Naar de inhoud

Rechtbank niet bevoegd voor handhaving Wet bodembescherming

Bevoegde rechter

ECLI:NL:RVS:2013:78

Voorzitter van de Afdeling bestuursrechtspraak van de Raad van State

20 juni 2013

201304380/1/A1 en 201304380/2/A1

Loeb

Bevoegde rechter. Handhavingsactie.

[Art. 20.1 Wm]

Bij besluit van 20 september 2011 heeft het college appellanten gelast het puin en de opslag van betonblokken van een perceel te Kootwijkerbroek te verwijderen en verwijderd te houden, vijf bomen op dat perceel te herplanten en de bebouwing bij en over het zwembad, alsmede de carport op het perceel geheel te verwijderen en verwijderd te houden. Op 2 februari 2012 heeft het tot invordering van de verbeurde dwangsom, voor zover deze betrekking heeft op de aanwezigheid van puin en betonblokken, besloten.

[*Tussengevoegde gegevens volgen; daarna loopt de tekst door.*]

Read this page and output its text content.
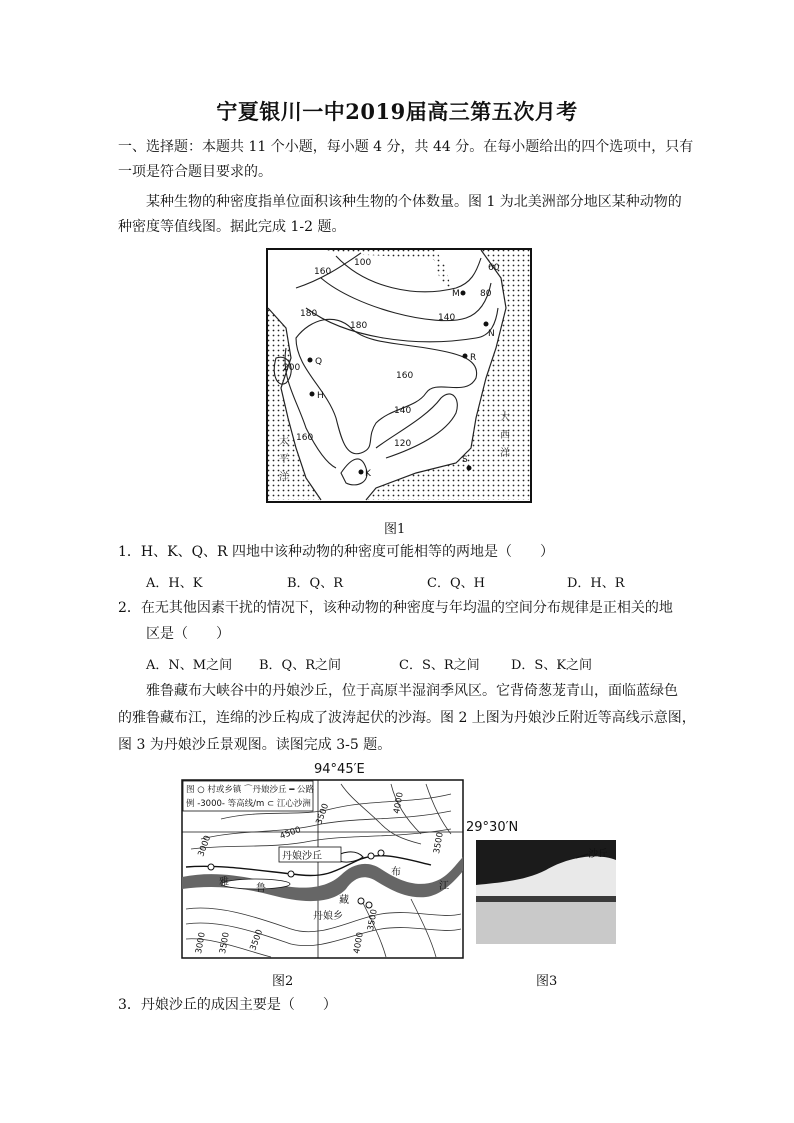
宁夏银川一中2019届高三第五次月考
一、选择题：本题共 11 个小题，每小题 4 分，共 44 分。在每小题给出的四个选项中，只有
一项是符合题目要求的。
某种生物的种密度指单位面积该种生物的个体数量。图 1 为北美洲部分地区某种动物的
种密度等值线图。据此完成 1-2 题。
160
100	60
80
180
180
140
200
160
140
120
160
M
N
Q	R
H
K
S
太
平
洋
大
西
洋
图1
1．H、K、Q、R 四地中该种动物的种密度可能相等的两地是（　　）
A．H、K	B．Q、R	C．Q、H	D．H、R
2．在无其他因素干扰的情况下，该种动物的种密度与年均温的空间分布规律是正相关的地
区是（　　）
A．N、M之间 B．Q、R之间	C．S、R之间 D．S、K之间
雅鲁藏布大峡谷中的丹娘沙丘，位于高原半湿润季风区。它背倚葱茏青山，面临蓝绿色
的雅鲁藏布江，连绵的沙丘构成了波涛起伏的沙海。图 2 上图为丹娘沙丘附近等高线示意图，
图 3 为丹娘沙丘景观图。读图完成 3-5 题。
94°45′E
图 ○ 村或乡镇 ⌒丹娘沙丘 ━ 公路
例 -3000- 等高线/m ⊂ 江心沙洲
丹娘沙丘
丹娘乡
雅
鲁
藏
布
江
4500
4000
3500
3000
3500
3000 3500 3500	4000
3500
29°30′N
图2
沙丘
图3
3．丹娘沙丘的成因主要是（　　）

Het college heeft besloten tot handhavend optreden tegen de opslag en/of voorgenomen toepassing van het puin op het perceel. Volgens hem is deze opslag en toepassing in strijd met artikel 28, eerste lid, van het Besluit bodemkwaliteit, artikel 10.2, eerste lid van de Wet milieubeheer en artikel 13 van de Wet Bodembescherming. Nu het hier gaat om handhaving van de Wet bodembescherming en het daarop gebaseerde Besluit bodemkwaliteit, staat ingevolge artikel 20.1, eerste en derde lid, van de Wet milieubeheer, daartegen beroep bij de Afdeling open. De rechtbank was derhalve niet bevoegd op het door appellanten bij haar ingestelde beroep te beslissen, voor zover dat was gericht tegen de last inzake de opslag en/of de voorgenomen toepassing van het puin op het perceel en evenmin op het beroep tegen het besluit van 2 februari 2012, tot invordering…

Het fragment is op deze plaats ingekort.